Le contraddizioni delle città e la Legge Delrio

La Delrio nasce per regolare una serie di contraddizioni che nel tempo si sono accumulate in capo alle città italiane e lo fa in un periodo storico nel quale il concetto stesso di metropoli non è più definibile (si parla ormai di post-metropoli), al punto che urbanisti, sociologi e antropologi si rincorrono nella ricerca di aggettivi sempre più suggestivi capaci di catturarne l’anima: le metropoli sono porose, polinucleari, generative, stanche, centripete, attrattive, respingenti.
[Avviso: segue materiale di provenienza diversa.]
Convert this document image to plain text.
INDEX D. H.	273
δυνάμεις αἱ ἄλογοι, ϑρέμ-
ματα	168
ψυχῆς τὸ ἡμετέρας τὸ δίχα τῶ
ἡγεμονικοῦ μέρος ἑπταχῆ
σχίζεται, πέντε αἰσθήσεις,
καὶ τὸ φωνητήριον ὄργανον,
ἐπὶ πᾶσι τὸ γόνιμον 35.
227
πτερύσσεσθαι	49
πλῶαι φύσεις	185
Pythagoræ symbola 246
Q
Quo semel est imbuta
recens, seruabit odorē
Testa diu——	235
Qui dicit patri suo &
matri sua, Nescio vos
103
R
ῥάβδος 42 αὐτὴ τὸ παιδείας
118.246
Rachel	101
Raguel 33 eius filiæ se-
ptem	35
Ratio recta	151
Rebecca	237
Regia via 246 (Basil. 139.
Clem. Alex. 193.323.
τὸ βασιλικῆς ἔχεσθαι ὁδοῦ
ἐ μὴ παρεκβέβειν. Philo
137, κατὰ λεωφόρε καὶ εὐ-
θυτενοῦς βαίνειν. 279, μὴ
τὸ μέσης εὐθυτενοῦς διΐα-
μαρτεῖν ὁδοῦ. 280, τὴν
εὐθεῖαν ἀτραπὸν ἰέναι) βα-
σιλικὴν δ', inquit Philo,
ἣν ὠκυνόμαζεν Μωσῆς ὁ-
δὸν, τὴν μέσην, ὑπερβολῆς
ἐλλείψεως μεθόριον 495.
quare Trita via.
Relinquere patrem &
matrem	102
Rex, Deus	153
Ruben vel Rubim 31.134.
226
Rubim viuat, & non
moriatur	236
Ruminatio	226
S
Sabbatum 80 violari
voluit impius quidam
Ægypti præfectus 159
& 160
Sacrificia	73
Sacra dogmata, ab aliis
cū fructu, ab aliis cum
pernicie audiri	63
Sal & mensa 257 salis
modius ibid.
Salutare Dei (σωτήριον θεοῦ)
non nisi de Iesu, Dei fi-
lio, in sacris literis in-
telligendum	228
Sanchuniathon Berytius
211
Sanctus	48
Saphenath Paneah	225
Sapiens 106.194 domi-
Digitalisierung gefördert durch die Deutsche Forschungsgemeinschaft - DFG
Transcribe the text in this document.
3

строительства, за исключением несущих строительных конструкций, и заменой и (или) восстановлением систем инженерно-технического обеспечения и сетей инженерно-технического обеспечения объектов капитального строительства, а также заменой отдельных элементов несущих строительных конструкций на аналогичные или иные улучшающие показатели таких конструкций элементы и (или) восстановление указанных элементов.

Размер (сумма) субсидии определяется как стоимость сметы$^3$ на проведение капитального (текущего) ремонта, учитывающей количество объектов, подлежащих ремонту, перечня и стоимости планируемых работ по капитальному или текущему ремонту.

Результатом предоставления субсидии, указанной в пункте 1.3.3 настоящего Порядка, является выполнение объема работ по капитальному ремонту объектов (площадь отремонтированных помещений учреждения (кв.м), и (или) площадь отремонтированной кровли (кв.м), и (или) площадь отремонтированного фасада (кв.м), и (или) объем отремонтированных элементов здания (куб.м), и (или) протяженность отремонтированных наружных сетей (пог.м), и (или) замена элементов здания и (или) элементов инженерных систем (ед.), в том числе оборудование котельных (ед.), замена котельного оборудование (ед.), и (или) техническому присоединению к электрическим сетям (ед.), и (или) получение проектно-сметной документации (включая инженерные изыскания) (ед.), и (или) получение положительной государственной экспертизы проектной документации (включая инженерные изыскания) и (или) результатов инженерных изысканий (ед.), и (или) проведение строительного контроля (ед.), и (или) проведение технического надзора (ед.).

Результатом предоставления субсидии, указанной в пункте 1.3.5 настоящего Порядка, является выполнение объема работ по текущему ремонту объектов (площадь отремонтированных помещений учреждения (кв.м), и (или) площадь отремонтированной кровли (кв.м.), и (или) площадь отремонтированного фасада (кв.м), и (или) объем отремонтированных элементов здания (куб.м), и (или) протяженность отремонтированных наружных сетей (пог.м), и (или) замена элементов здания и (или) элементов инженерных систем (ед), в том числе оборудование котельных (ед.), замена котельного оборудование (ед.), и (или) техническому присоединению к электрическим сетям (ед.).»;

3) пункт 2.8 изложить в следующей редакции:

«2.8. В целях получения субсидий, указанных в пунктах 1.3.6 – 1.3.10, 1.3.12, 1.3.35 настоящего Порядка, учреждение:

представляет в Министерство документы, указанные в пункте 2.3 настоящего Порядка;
Quello che è condiviso da tutti è che le metropoli globali e, in misura attenuata ma comunque consistente, anche quelle italiane, sono in continua evoluzione perché alla costante ricerca di un equilibrio tra i vantaggi derivanti dalla concentrazione urbana e i disagi che la stessa comporta per chi la vive. Nel nostro Paese poi, questi disequilibri sono accentuati dalle differenze sensibili tra i diversi poli metropolitani, che impongono una riflessione attenta sulle prospettive future.

Il ruolo della città metropolitana

Per governare queste contraddizioni, la legge assegna alla città metropolitana finalità alte e ‘ad ampio spettro’, volutamente importanti, facendole assumere un ruolo determinante non soltanto nella gestione dei servizi, delle infrastrutture e delle reti, ma chiamandola a essere soggetto promotore dello sviluppo economico, attrattore di investimenti strategici e generatore di coesione sociale. Queste finalità complesse sono perseguite attraverso alcune funzioni assegnate in via esclusiva alle città metropolitane, altre che dovevano essere loro attribuite in seguito al riordino delle funzioni provinciali da parte dello Stato e delle Regioni e altre ancora attribuite loro dallo Stato o dalla regione a seguito di specifici provvedimenti.

Un riordino incompleto

Questo disegno di riordino, in realtà, si è completato solo parzialmente, venendo ancora a mancare alcuni provvedimenti regolativi, sia a livello nazionale che regionale, che avrebbero consentito il perfezionamento dell’assetto istituzionale pensato per questo nuovo livello di governo locale.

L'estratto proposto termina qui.